Así, cada ciudad, templo, santuario u otros enclaves sagrados, constituían uno de estos nudos y se convertían en un elemento estructurador de la geografía sagrada de la cual se impregnaban las sociedades tradicionales.
Desde la perspectiva temporal, este matrimonio entre los diferentes planos de la existencia era celebrado en ciertos momentos especiales del año, determinados por la instauración de un calendario. La finalidad del calendario es dar vida y movimiento al espacio, uniéndolo al ritmo cósmico. Así el tiempo se convierte también en sagrado y permite la reintegración del hombre con el universo.
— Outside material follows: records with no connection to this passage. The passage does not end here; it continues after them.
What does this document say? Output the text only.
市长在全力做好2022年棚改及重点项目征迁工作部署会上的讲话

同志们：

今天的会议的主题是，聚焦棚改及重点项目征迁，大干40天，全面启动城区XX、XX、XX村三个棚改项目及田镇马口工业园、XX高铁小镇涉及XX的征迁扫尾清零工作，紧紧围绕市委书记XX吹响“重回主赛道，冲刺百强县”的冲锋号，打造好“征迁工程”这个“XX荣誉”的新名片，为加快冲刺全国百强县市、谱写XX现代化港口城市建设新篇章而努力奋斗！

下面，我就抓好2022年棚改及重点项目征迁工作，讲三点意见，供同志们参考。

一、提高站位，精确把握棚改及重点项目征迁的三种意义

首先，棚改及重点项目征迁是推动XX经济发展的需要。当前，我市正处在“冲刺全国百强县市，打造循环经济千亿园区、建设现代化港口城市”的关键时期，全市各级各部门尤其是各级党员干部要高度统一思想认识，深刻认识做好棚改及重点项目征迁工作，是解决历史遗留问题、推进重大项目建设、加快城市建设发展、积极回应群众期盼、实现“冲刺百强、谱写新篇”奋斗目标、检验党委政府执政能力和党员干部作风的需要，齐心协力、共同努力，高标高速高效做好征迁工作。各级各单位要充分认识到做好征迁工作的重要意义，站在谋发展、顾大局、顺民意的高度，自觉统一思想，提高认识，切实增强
LA SACRALIZACION DEL ESPACIO
«Para el hombre religioso el espacio no es homogéneo; presenta roturas, escisiones: hay porciones de espacio cualitativamente diferentes de las otras». (Eliade, 1998, pág. 21)
El universo surge del caos convertido en receptáculo de la Creación, es la primera manifestación de lo divino en la tierra. El espacio sagrado es la recreación en el mundo visible, a escala reducida, de ese espacio primordial o universo.
Contiene el principio inteligente, ordenador, fuente de toda coherencia. El espacio sagrado es real, mientras que el resto es la extensión informe que lo rodea.
El espacio queda singularizado, Este espacio participa de una energía sagrada y constituye en sí mismo un mundo. Es necesaria la fundación de un mundo que, en virtud de una victoria sobre el caos, permita al hombre existir y pueda vivir una existencia plena y realizada. Para ello se tendrá que dar en un lugar cualificado para que el ser se exprese y manifieste, un espacio singular que aleje de sí el caos de la disolución.
Para los católicos los lugares sagrados son esenciales para nuestra religiosidad, no podemos decir que nos conectamos con Dios en cualquier lugar, por que estos espacios sagrados son esencialmente puntos de encuentro y de manifestación. Ir a la Iglesia, tiene una razón, y crear en casa un pequeño espacio Sagrado conocidos como altares son recordatorios que irrumpen en lo profano de nuestro mundo inmediato para traernos el orden, la paz y ayudarnos en nuestra conexión directa con Dios, a través de algo concreto y tangible para fortalecer nuestra vida espiritual.
¿Qué debe tener nuestro espacio sagrado en el hogar? ¿Para qué sirven los rituales? ¿Qué es la contemplación y cómo nos ayuda? estas preguntas y más las analizaremos en nuestras siguientes publicaciones.
Por lo pronto hagamos una reflexión sobre lo ya leído en los artículos anteriores y pensemos cuanto nos hemos alejado de los espacios sagrados en nuestra cotidianidad y las consecuencias que hemos vivido al olvidar y desconectarnos de Dios en nuestras vidas.